Pots should be designed with all aspects of production carrying their own efficiency and contributing to an eventual profit. Potters should use clay bodies, glazes, kiln firing atmospheres, temperatures, and decorative techniques with wide tolerances and increased success rates. Reliability and consistency should be the basis for choosing equipment, materials and techniques. Clay bodies and glazes with narrow tolerances in terms of firing temperatures or kiln atmosphere conditions will not produce reliable consistent pottery. Glazes with short maturing ranges, which can easily be under- or over-fired, will not be reliable or profitable. If a favorite glaze or clay body depends on firing exactly to a specific pyrometric cone and does not do well at one cone lower or higher, the glaze or clay body should be dropped from the production line.

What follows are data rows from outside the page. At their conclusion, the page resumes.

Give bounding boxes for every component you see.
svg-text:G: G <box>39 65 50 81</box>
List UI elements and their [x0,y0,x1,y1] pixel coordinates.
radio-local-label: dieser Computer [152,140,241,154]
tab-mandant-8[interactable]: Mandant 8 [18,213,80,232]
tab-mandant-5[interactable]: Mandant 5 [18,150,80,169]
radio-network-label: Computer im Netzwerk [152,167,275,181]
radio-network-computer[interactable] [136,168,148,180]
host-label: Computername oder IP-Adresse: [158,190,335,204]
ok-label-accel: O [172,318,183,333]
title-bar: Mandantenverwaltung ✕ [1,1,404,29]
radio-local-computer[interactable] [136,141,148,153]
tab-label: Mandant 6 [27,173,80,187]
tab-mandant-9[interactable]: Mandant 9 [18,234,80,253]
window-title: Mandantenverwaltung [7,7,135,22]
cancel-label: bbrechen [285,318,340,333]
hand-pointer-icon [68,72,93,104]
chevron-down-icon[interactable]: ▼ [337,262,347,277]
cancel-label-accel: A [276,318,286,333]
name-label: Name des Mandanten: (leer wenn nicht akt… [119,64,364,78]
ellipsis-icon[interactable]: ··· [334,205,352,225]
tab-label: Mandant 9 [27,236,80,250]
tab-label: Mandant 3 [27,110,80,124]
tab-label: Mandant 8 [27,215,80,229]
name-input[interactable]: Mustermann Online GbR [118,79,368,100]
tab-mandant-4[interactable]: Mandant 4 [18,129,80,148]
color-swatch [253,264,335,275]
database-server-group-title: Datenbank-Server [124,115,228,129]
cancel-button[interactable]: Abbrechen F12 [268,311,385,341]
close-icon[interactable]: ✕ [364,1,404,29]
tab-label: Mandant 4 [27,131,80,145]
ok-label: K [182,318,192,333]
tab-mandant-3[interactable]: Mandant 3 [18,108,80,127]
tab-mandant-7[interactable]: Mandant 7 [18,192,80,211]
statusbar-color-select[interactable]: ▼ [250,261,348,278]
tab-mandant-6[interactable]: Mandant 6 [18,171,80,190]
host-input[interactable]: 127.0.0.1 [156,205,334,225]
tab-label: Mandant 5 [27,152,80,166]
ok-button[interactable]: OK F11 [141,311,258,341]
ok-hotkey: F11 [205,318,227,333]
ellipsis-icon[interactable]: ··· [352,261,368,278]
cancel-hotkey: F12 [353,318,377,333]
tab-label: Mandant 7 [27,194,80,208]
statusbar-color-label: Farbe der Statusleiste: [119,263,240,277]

For potters firing with hydrocarbon-based fuels, such as natural gas propane, wood, oil or coal, kiln atmosphere that is not consistent can hinder the production of pottery. Many potters face a situation where they publish a catalog of their work or send out actual samples and cannot reproduce the pottery in subsequent firings. Much time and labor is lost in trying to correct inconsistent kiln firings. Any planning and organization of production, marketing, advertising and distribution will yield an efficient production pottery.
The people who do best selling their pottery, meaning they produce a profit, usually have some informal or formal business training. Those who incur losses are often lacking in business principals or actual experience in the marketplace. They often have a superficial romantic idea about making pottery and selling it. While this view is nice, it does not go to a deeper understanding of the common business practices that are needed whether you sell pottery, books, bread or any other commodity. The individual skill of the potter often does not translate into operating a profitable ceramics business. In fact, beautifully produced pottery-if not priced and marketed correctly-can often find the potter working for pennies per hour. The high failure rate of any startup business is certainly a sobering thought.
The best advice for any potter interested in selling their work is to find a pottery that is making a profit and apprentice yourself to this enterprise. Lacking that option, potters should enroll in a local college and take business courses.